I was going to write some such about political dogma and the baggage we carry when falling on any side of an issue… and then I saw The Dark Knight Rises trailer and didn’t care. Insert whatever obligatory comments about this being the article you deserve, but not… yadda yadda yadda.
This trailer allays some of my fears, chief among them that Batman won’t be interesting. I love The Dark Knight, but Bruce Wayne/Batman gets about a quarter of the screen time and is, sadly, one of the least dynamic characters. And I’m not just hot for the Joker. Aaron Eckhart, Maggie Gyllenhaal and Gary Oldman carry some serious weight. Even Morgan Freeman’s brief appearances are more than satisfactory. This left the Batman (RACHEL!) rather bland compared to the character construction we saw from the first movie.
I was also worried that Catwoman’s costume would look dumb. Something about the set photos that came out a while ago just made me think Nolan had lost his edge. The heals seem a little cliche and the whole outfit just struck me as outlandish. I know that doesn’t make a lot of sense when the main character is dressed like a Bat, but that’s where my head went.
I was also kind of worried that Bane was gonna suck. Well, not suck, but pale in comparison to villains past. Thankfully, this trailer allays a lot of my fears and gives me hope.
Is it possible that The Dark Knight Rises will be the best film in the trilogy? To my knowledge that has never happened. Spiderman Trilogy? No! The Matrix Trilogy? HAHAHA! Back To The Future Trilogy? Sorry. Either Star Wars Trilogy? Not unless you count Episode III as better than II. Lord of the Rings? Doesn’t count because it’s one movie in three parts. Seriously, I can’t think of a single trilogy that finished stronger than it’s beginning or middle act.
But we are talking about Chris Nolan. The guy who made The Prestige and f****** Inception! The guy who made a sequel so good everyone forgot Batman Begins is the first movie in the series! It remains long shot odds, but I’m ready to believe he can do it.
I’m ready to believe it because Mr. Nolan has amazing vision and, thus far, an unerring ability to execute that vision.
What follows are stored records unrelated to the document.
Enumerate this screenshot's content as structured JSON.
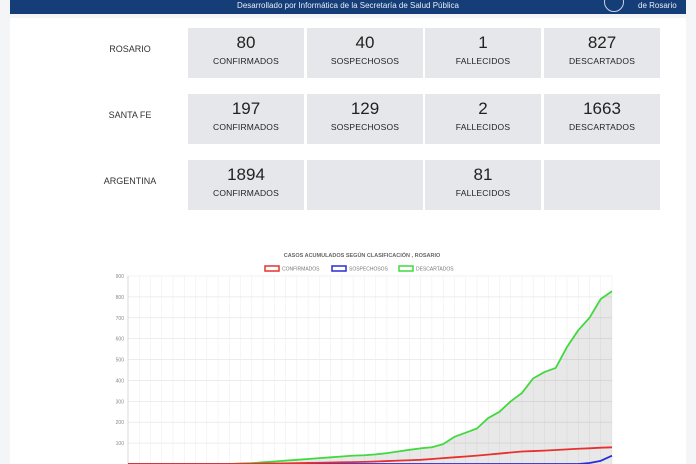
{
  "header": {
    "subtitle": "Desarrollado por Informática de la Secretaría de Salud Pública",
    "brand": "de Rosario"
  },
  "stats": [
    {
      "region": "ROSARIO",
      "cards": [
        {
          "value": "80",
          "label": "CONFIRMADOS"
        },
        {
          "value": "40",
          "label": "SOSPECHOSOS"
        },
        {
          "value": "1",
          "label": "FALLECIDOS"
        },
        {
          "value": "827",
          "label": "DESCARTADOS"
        }
      ]
    },
    {
      "region": "SANTA FE",
      "cards": [
        {
          "value": "197",
          "label": "CONFIRMADOS"
        },
        {
          "value": "129",
          "label": "SOSPECHOSOS"
        },
        {
          "value": "2",
          "label": "FALLECIDOS"
        },
        {
          "value": "1663",
          "label": "DESCARTADOS"
        }
      ]
    },
    {
      "region": "ARGENTINA",
      "cards": [
        {
          "value": "1894",
          "label": "CONFIRMADOS"
        },
        {
          "value": "",
          "label": ""
        },
        {
          "value": "81",
          "label": "FALLECIDOS"
        },
        {
          "value": "",
          "label": ""
        }
      ]
    }
  ],
  "chart_data": {
    "type": "line",
    "title": "CASOS ACUMULADOS SEGÚN CLASIFICACIÓN , ROSARIO",
    "legend_position": "top",
    "grid": true,
    "ylim": [
      0,
      900
    ],
    "yticks": [
      "900",
      "800",
      "700",
      "600",
      "500",
      "400",
      "300",
      "200",
      "100"
    ],
    "x_count": 44,
    "series": [
      {
        "name": "CONFIRMADOS",
        "color": "#e8302f",
        "fill": false,
        "values": [
          0,
          0,
          0,
          0,
          0,
          0,
          0,
          0,
          0,
          0,
          1,
          1,
          2,
          2,
          3,
          4,
          5,
          6,
          7,
          8,
          9,
          10,
          12,
          14,
          16,
          18,
          20,
          24,
          28,
          32,
          36,
          40,
          45,
          50,
          55,
          60,
          62,
          64,
          67,
          70,
          73,
          75,
          78,
          80
        ]
      },
      {
        "name": "SOSPECHOSOS",
        "color": "#2b2bd6",
        "fill": false,
        "values": [
          0,
          0,
          0,
          0,
          0,
          0,
          0,
          0,
          0,
          0,
          0,
          0,
          0,
          0,
          0,
          0,
          0,
          0,
          0,
          0,
          0,
          0,
          0,
          0,
          0,
          0,
          0,
          0,
          0,
          0,
          0,
          0,
          0,
          0,
          0,
          0,
          0,
          0,
          0,
          0,
          0,
          5,
          15,
          40
        ]
      },
      {
        "name": "DESCARTADOS",
        "color": "#41d93f",
        "fill": true,
        "values": [
          0,
          0,
          0,
          0,
          0,
          0,
          0,
          0,
          0,
          0,
          2,
          4,
          8,
          12,
          16,
          20,
          24,
          28,
          32,
          36,
          40,
          42,
          46,
          52,
          60,
          68,
          75,
          80,
          95,
          130,
          150,
          170,
          220,
          250,
          300,
          340,
          410,
          440,
          460,
          560,
          640,
          700,
          790,
          827
        ]
      }
    ]
  }
}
A while back I said something about The Dark Knight being a different kind of comic book movie. It’s not a superhero movie. It’s a case study in the cost of becoming a symbol to buttress the state when the state can’t support itself. Unlike the typical superhero series that changes gears from film to film (and features powers), Nolan’s singular theme remains the overriding subject of study.
Have you ever wondered why Nolan’s Batman doesn’t just fight criminals?
He fights terrorists.
Yeah, this Batman digs into organized crime and police corruption, but his arch nemesis always ends up being the guy that thinks the system needs to be kicked over; someone looking to replace the foundation of society. More importantly, he’s the guy trying to force us to change the way we think about Justice. This isn’t by accident. Ra’s Al Ghul, The Joker, and Bane weren’t terrorists (in most instances) in the comics. They were master criminals and gangsters. Sparing Ra’s, they were largely dependent on cheating the system to thrive.
In Batman Begins, Liam Neeson’s Ra’s Al Ghul wants to implode Gotham to scare America and the world at large into a more justice-oriented, decadence-free mode of operation. Granted, production began a couple years after 9/11, but I think it also has a lot to do with what Nolan is saying about the cost of being Batman. Case in point, Bruce Wayne doesn’t get the girl. In almost every movie (not just superhero movies) the guy gets the girl, but it doesn’t happen here because that would have taken away from the purpose. And remember what Alfred said right before Ra’s burned down the manor? He said “For Thomas Wayne helping others wasn’t about proving anything to anyone, including himself… what you’re doing has to be beyond that. It can’t be personal, or you’re just a vigilante.”
The Dark Knight took it to the logical next step. Enter the Joker, another terrorist set to be Batman’s perfect opposite. And through this escalation, the intensity of Batman’s cost is increasingly clear. Instead of getting the girl, Bruce loses the girl and his best chance at a normal life. Batman almost destroys the system he embodies just to stop pure anarchy, and only just manages to cancel out the mayhem at the cost of his own reputation. Being the hero Gotham needs is about forgoing ego and even your own sense of values. The most heroic thing anyone can do is sacrifice their beliefs for the good of others.
Enter Bane. I don’t know what his deal is, but it’s clear he’s out to destroy with no care for profit. And the trailer flirts with how much Batman has left to give. While all three movies are distinct, the message is uniform. That in itself has me pretty excited.
Gordon: “I never said thank you.”
Batman: “And you’ll never have to.”
Or maybe I’m wrong and Batman represents the capitalist usurpation of democracy and Bane is the 99%. What do you think?